Carabaña obtiene el título de villa en el año 1557, siendo rey Felipe II. No obstante, permanece bajo la jurisdicción del arzobispo de Toledo hasta 1578, cuando pasa a ser de realengo y depender de la Corona. Tras pasar por varias ventas y diferentes señores, los Vega llegan a ser titulares del Señorío de la villa en 1625, así como también de Orusco y Valdilecha. Mantienen su jurisdicción hasta que, a principios del siglo XIX, las Cortes de Cádiz legislan la abolición de los Señoríos, con lo que desaparece el tradicional vasallaje. Carabaña pasa, como el resto de poblaciones, la nueva frontera hacia tiempos mejores.
A principios del siglo XX registraba la Enciclopedia Espasa que, en Carabaña, “el terreno es de regular calidad, con algunos montes poco poblados de roble y encina, bañándole el río Tajuña que corre a unos 200 m. de la población, teniendo para su paso un hermoso puente con cinco arcos de piedra de sillería. Las aguas de dicho río riegan buena parte de los plantíos y sirven de fuerza motriz á varios molinos. La producción es abundante en cereales, vino, aceite, legumbres, frutas, hortalizas y cáñamo, criando ganado lanar, vacuno y mular. Fábricas de aguardientes, tejas y ladrillos, esteras, tejidos, harina, batanes y yeserías. Aguas minerales sulfatado-sódicas purgantes, que se recomiendan contra las afecciones del estómago, hígado y bazo y contra las enfermedades propias de la mujer.”

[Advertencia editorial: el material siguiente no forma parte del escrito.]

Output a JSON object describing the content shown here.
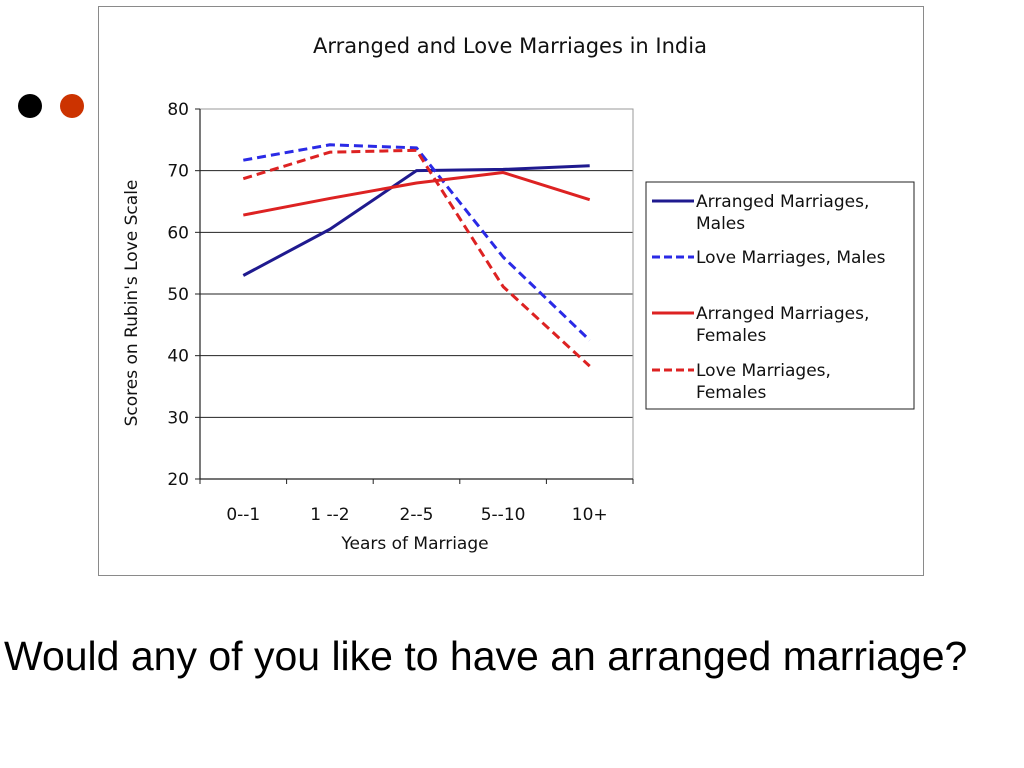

En el escudo de Carabaña (aprobado el 5 de marzo de 1987, B.O.C.M., de 17 de marzo de 1987) se alude en su parte superior a las armas de los Vega, que fueron señores de Carabaña, Orusco y Valdilecha; en la mitad inferior, se hace alusión a la fuente existente en la Plaza Mayor del pueblo, del siglo XVIII, y a la importancia de la riqueza obtenida por el tradicional cultivo de olivos y almendros.
Durante la Guerra Civil (1936-1939), el hotel fue ocupado por el Estado Mayor del Ejercito Republicano. Permanecen todavía la fábrica de embotellado (edificio del siglo XIX), la central eléctrica y los restos del balneario de aguas de Carabaña. La fábrica de embotellado ha sido rehabilitada como albergue juvenil. La central eléctrica de Chavarri se halla enfrente. Gracias a la fuerza de las aguas del Tajuña, suministraba la energía necesaria para el conjunto de instalaciones. Esta central se había levantado en el lugar que ocupara un antiguo molino harinero. También próximo a los anteriores, se halla el apeadero ferroviario de Chavarri, desde donde se expedía el agua embotellada. Se trataba de un muelle de uso exclusivo para carga de las botellas de agua de Carabaña.

Otras construcciones de interés son el puente, de sillería labrada, que cuenta con cinco arcos y se levanta sobre el río Tajuña, obra del siglo XVII, y los molinos del Cisne y del Tejado.